Unpaid internships offer invaluable experience

Home Opinion Unpaid internships offer invaluable experience

I was ready to head to our longtime friend’s graduation party with my parents and sister around 6 p.m. one Saturday night in June 2012. I had just reached my front door when I felt my phone buzz. It was that irritating, long, slow vibration that signals a call and sends a panic through my text-savvy generation.

I looked down and the screen read “Michael Miller.” He was my boss that summer at the Toledo Free Press, the weekly newspaper where I was an unpaid intern.

I knew he wasn’t calling to congratulate me on a great week’s work or for a casual chat. My suspicions were confirmed when Michael asked me, the lowly intern, to pick up a last-minute assignment. A boy had gone missing in a nearby town, and the Free Press wanted online coverage that evening before the print edition went out the next week.

I hung up the phone and told my parents and sister to go on to the party without me. I trudged upstairs to get on my laptop and begin research.

With the recent legal trouble that publications like Condé Nast have incurred for hiring unpaid interns, many question the justice of allowing young people to work without pay for a company. Instances like my disrupted Saturday night make me want to grab a picket sign and join the ranks of oppressed youth in forcing pay from the likes of Condé Nast.

But a more rational evaluation of my summer work forces a different perspective. Unpaid internships are invaluable for college students, especially journalism students, for whom published clips and connections are the currency of success.

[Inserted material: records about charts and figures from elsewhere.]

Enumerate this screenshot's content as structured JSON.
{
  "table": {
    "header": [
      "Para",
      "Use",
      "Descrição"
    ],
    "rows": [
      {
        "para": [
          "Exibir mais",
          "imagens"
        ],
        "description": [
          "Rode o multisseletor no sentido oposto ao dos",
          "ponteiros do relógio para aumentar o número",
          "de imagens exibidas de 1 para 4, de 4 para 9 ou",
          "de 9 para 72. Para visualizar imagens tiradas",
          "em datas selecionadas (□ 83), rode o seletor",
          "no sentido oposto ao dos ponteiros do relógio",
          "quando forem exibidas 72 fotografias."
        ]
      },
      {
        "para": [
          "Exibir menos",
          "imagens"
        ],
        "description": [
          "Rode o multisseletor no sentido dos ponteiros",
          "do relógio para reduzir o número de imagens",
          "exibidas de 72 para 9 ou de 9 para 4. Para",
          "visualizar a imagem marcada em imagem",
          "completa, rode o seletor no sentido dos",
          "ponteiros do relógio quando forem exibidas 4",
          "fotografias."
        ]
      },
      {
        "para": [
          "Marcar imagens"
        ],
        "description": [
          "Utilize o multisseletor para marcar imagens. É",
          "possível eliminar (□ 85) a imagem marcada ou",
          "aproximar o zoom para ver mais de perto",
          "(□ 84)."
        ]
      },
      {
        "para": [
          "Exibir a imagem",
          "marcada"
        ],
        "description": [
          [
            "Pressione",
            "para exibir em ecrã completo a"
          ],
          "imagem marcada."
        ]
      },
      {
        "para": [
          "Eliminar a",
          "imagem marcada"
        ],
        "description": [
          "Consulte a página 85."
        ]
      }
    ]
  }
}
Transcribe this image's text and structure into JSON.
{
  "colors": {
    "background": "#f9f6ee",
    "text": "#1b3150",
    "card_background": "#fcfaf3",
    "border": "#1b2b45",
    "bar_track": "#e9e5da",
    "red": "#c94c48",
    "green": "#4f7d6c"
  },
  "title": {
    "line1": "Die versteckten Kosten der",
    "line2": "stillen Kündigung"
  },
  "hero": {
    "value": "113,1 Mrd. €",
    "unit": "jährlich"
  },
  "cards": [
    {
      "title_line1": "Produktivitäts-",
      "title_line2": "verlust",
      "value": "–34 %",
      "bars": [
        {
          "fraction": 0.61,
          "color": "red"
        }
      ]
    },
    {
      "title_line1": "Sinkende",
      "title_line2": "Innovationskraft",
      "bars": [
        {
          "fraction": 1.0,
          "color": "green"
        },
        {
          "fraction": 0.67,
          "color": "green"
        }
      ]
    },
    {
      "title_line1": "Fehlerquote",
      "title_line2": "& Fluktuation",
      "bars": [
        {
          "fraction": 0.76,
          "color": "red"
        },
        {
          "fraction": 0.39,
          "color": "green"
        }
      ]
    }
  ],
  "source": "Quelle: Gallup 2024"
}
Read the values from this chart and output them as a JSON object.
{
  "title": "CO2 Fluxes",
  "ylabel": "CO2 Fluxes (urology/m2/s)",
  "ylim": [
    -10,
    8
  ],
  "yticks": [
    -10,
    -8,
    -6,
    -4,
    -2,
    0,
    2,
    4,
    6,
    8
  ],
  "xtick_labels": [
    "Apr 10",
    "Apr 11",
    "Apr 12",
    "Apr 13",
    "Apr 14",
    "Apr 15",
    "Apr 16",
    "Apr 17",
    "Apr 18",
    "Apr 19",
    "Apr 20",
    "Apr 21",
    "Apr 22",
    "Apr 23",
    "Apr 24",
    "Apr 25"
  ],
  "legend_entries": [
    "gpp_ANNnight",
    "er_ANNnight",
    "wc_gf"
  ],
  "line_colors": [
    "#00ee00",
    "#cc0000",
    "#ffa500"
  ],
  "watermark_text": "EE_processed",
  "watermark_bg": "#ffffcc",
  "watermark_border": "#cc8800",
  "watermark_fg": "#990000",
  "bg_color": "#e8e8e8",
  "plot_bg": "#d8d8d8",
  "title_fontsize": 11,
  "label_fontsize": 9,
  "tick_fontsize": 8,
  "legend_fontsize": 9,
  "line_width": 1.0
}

I worked the same amount of hours and wrote about the same number of stories as the full-time staff reporters, with just as much of the glory and responsibility. After three months of work, I had about 50 published clips to my name, including three cover stories. I wrote on things like the hiring of a new zoo director, a Vietnam vet dying of the effects of Agent Orange, and a strip of new artists emerging in the downtown district.

There were nights, like that Saturday in mid-June, that I wanted to quit the job. I hardly thought the late nights of writing and the early mornings of reporting were worth a nonexistent cash flow. I felt like I was being cheated.

Just as I was cursing out my boss and the entire institution of journalism internships in my mind, the aunt of the missing boy answered my call, and suddenly I was snapped back to a harsh reality. As I talked for 10 minutes with this kindly woman about the devastating loss of her nephew, I knew my work was worthwhile. Beyond the selfish addition of a great clip, I knew I was making a difference to this family by creating awareness in the area.

Before I knew it the clock struck 10 p.m. My family walked through our front door as I was sending my story on to Michael for publication on the website.

My breaking news piece did not lead to a discovery of the missing boy; in fact, he was proclaimed dead weeks later. But I was given the opportunity to report on a major story and have it published on a well-respected paper’s website. I was able to work on my reporting in a real-life situation and get a clip that could land me a paid internship or a real job someday.

By the end of the summer I had not earned a dime, but the experience I had gained was priceless. How else was a rising college sophomore with no real employment experience supposed to interview county commissioners, have her piece ripped to shreds by a forceful editor, and see it in print on her own doorstep, if not for unpaid internships? The answer is, there is no way that the struggling Toledo Free Press could have afforded to pay me for my work.

Working at the Free Press was the hardest thing I have ever done, and it was not always easy to give up Saturday nights with friends and family for payless work. But by choosing experience over money and a social life, I invested in my future. For that, I will be repaid in dividends.